# The Hitchhiker's Guide to the Galaxy



## Ireth (Jan 15, 2014)

So I found this movie at Comic-Con last year, and I haven't watched it yet, mainly because I haven't finished the book series (I own/have read the first three, but can't currently afford the rest). Can anyone tell me how close the movie stays to the books (just in general, no spoilery details please), and whether watching the movie before I finish the books would be too spoilery?


----------



## Gryphos (Jan 15, 2014)

The film only goes as far as the first book, so if you've read that then you should be safe.


----------



## CupofJoe (Jan 16, 2014)

And I wouldn't say that the movie follows the book that closely. It's a bit too American for my tastes [sorry - but Marvin is far too cherry and happy...]
If you get a chance the original trilogy of radio plays are worth listening to. They are where it all started and have a chaotic energy that I feel has been a little diluted in the subsequent incarnations and reverberations.
One good thing about having the radio plays on my pc at work is that I can play them on shuffle and that makes the whole thing a lot more Douglas Adams...


----------



## Reaver (Jan 16, 2014)

The movie sucks and the books are great. Read all of the books and you'll see why.  The aforementioned radio series is good and so is the short-lived BBC TV show.


----------



## andy.peloquin (Mar 10, 2014)

No matter how awesome this movie is, it will never be as good as the original books by Douglas Adams. They just don't get the same ridiculous characters live as they get in a book. This is one of those movies where the book is just way better than the movie.


----------



## CupofJoe (Mar 11, 2014)

And if anyone has access to Radio4Extra - the entire HHGTTG is being repeated...


----------



## Ireth (Mar 11, 2014)

andy.peloquin said:


> No matter how awesome this movie is, it will never be as good as the original books by Douglas Adams. They just don't get the same ridiculous characters live as they get in a book. This is one of those movies where the book is just way better than the movie.
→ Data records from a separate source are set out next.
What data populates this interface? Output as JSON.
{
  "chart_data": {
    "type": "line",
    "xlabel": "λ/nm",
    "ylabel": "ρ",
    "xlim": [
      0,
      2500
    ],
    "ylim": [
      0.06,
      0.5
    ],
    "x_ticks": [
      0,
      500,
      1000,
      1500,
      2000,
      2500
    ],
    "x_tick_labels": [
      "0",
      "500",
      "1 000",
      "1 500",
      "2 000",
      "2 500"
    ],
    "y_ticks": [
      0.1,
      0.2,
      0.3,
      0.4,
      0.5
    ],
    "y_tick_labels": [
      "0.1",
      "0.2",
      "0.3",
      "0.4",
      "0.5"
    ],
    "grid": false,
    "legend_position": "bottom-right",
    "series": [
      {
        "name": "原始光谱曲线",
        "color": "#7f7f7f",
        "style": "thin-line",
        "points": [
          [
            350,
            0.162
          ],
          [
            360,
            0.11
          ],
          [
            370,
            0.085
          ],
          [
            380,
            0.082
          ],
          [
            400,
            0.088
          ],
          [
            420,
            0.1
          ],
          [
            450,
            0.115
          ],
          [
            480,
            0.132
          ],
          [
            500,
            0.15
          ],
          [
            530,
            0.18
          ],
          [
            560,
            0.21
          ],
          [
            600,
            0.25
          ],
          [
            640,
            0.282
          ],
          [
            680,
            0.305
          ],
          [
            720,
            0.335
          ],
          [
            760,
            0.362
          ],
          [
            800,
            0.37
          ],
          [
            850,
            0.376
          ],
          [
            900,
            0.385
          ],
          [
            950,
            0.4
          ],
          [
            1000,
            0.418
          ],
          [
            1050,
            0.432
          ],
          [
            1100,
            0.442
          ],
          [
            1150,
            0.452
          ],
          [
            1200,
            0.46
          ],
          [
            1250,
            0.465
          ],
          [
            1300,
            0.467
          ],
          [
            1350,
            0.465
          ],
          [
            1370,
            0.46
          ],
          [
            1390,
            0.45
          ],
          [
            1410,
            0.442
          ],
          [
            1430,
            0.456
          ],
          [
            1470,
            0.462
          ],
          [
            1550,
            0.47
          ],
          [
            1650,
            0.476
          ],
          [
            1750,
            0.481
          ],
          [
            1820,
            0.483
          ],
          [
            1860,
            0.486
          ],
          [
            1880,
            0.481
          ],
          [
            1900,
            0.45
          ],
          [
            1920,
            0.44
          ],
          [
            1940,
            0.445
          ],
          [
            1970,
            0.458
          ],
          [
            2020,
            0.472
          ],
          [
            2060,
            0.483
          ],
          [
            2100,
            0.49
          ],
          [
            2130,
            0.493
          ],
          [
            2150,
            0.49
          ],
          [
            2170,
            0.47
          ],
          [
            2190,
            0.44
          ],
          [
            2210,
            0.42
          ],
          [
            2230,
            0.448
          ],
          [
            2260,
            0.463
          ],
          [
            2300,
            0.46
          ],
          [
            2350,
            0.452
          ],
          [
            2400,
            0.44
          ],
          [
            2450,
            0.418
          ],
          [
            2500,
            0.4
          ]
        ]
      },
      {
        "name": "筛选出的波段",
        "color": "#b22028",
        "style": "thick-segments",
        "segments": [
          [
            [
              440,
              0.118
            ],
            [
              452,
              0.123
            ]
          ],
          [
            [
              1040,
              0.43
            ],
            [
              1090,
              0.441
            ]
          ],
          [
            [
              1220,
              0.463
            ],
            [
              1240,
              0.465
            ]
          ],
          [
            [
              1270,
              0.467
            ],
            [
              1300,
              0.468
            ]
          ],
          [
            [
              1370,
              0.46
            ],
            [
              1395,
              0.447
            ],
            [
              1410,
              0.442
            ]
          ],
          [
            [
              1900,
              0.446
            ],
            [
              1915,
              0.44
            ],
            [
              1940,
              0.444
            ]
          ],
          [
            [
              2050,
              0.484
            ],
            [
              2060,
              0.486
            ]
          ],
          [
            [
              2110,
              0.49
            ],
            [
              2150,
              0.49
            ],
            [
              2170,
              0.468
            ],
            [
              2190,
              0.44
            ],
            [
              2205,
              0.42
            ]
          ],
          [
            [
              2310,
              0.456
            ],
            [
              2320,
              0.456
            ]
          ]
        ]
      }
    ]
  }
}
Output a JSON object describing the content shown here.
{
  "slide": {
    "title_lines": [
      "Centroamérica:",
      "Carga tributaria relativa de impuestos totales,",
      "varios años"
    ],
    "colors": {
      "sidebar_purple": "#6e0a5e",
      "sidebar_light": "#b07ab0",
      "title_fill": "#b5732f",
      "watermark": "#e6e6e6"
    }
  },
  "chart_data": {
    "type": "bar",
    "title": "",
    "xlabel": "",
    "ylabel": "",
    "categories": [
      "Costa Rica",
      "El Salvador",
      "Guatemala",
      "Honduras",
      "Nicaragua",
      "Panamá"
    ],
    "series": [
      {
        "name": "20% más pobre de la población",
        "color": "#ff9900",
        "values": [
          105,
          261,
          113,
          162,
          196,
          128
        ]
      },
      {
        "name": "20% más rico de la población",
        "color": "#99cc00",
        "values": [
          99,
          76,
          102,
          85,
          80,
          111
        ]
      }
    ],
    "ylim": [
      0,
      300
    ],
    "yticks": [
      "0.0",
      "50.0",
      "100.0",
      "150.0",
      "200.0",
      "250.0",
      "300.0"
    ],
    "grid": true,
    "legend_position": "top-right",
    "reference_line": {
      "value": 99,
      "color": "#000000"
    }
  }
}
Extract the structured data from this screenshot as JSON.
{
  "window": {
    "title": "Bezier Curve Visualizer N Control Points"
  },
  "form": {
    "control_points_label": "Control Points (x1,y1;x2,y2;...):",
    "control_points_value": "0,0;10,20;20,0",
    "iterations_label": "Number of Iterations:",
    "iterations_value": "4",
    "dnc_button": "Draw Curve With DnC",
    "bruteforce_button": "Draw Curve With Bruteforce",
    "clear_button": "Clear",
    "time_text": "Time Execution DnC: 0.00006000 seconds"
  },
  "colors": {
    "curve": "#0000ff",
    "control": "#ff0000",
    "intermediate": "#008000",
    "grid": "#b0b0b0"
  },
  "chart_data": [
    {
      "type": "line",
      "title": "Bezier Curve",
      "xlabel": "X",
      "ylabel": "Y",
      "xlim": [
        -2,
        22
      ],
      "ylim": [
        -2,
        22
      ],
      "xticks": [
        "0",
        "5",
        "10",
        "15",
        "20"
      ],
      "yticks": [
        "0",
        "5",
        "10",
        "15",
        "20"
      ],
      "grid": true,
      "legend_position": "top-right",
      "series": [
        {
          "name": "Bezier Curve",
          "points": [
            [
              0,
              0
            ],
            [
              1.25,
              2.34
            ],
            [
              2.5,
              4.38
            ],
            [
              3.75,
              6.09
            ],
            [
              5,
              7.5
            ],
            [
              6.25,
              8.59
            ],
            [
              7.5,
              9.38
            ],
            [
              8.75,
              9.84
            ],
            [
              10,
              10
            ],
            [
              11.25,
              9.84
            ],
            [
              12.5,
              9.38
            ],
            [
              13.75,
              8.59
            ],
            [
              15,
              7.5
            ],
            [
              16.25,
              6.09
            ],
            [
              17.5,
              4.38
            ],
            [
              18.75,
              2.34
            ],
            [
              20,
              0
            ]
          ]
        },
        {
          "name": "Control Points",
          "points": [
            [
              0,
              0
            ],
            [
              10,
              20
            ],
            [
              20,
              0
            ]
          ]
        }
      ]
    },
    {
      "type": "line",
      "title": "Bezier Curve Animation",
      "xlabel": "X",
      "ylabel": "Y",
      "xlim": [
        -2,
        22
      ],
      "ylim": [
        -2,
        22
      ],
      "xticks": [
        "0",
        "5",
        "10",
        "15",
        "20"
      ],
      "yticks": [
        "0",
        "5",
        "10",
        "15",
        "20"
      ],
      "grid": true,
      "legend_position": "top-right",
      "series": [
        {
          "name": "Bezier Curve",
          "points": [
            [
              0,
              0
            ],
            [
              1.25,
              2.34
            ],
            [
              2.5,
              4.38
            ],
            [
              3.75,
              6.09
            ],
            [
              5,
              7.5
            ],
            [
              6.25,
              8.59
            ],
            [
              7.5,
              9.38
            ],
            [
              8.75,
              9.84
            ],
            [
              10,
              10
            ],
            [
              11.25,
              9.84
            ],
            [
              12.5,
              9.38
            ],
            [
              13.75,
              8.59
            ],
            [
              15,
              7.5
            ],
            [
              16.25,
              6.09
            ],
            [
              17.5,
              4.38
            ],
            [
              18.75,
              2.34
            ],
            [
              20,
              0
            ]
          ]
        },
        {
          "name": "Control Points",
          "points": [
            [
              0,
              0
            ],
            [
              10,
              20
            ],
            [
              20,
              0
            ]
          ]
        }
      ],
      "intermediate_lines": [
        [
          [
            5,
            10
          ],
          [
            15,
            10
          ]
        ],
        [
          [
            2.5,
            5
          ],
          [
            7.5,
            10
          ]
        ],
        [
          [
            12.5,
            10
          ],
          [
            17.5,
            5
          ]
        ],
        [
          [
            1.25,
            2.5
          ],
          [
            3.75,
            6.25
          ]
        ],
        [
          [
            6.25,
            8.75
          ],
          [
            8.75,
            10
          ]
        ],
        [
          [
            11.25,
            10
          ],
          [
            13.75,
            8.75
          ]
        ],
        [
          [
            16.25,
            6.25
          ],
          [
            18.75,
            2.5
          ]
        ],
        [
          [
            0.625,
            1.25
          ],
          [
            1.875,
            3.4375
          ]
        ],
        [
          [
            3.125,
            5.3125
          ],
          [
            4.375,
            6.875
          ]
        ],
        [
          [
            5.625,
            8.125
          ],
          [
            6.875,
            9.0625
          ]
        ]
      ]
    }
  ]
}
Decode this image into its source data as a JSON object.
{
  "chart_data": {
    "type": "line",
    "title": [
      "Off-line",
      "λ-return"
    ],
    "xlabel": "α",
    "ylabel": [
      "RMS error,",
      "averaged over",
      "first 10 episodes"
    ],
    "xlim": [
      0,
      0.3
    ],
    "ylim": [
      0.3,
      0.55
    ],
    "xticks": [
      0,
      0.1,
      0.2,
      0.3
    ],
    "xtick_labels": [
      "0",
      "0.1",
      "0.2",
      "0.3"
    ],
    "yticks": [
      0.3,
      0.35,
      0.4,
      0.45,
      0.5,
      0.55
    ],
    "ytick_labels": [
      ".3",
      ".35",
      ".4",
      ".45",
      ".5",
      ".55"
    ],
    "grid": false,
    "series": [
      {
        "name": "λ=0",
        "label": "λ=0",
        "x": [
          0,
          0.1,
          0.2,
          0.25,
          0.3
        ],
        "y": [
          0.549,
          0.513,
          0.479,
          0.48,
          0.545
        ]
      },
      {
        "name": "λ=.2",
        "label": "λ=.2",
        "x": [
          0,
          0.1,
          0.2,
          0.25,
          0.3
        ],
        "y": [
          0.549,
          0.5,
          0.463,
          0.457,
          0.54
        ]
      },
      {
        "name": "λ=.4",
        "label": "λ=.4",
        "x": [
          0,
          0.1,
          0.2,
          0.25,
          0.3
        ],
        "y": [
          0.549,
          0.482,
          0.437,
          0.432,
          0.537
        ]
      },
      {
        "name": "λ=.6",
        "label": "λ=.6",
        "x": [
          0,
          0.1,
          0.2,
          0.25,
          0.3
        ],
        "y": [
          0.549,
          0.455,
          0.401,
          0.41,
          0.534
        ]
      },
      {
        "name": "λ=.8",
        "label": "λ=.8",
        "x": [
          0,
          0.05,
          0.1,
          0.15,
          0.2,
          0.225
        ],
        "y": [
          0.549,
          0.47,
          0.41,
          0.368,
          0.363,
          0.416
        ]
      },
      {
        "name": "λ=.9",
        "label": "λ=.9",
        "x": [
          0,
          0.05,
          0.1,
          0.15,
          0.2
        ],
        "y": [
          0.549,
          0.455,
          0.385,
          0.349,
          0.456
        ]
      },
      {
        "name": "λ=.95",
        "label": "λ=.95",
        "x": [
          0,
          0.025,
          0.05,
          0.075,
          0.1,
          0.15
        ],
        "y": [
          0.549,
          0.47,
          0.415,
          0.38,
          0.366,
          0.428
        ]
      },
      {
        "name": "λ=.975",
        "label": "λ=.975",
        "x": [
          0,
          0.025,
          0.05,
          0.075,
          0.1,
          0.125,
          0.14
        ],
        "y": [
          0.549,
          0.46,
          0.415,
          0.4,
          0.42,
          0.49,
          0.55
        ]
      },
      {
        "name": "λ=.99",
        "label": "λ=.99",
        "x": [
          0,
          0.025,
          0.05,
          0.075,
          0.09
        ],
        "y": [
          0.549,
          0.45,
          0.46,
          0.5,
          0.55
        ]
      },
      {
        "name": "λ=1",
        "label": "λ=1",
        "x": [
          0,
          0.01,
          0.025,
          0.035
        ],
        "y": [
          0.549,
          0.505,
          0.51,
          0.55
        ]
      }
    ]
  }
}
But Martin Freeman is still good, right? D=


----------



## Gryphos (Mar 11, 2014)

Ireth said:


> But Martin Freeman is still good, right? D=



Martin Freeman's always good, and this is no exception.


----------



## kayd_mon (Mar 11, 2014)

I've only read the first four books. I heard that the fifth one is the only one not worth reading. Is that true?


----------



## Steerpike (Mar 11, 2014)

You should certainly read the fifth one. Not as good as the first four, in my view, but worth the read.


----------



## andy.peloquin (Mar 12, 2014)

kayd_mon said:


> I've only read the first four books. I heard that the fifth one is the only one not worth reading. Is that true?



You definitely need to read the fifth one. It's not as funny, but it completes the anthology.

Ireth, Martin Freeman is good in anything he does. He's a great Arthur Dent, just not as good as the character written in the book.


----------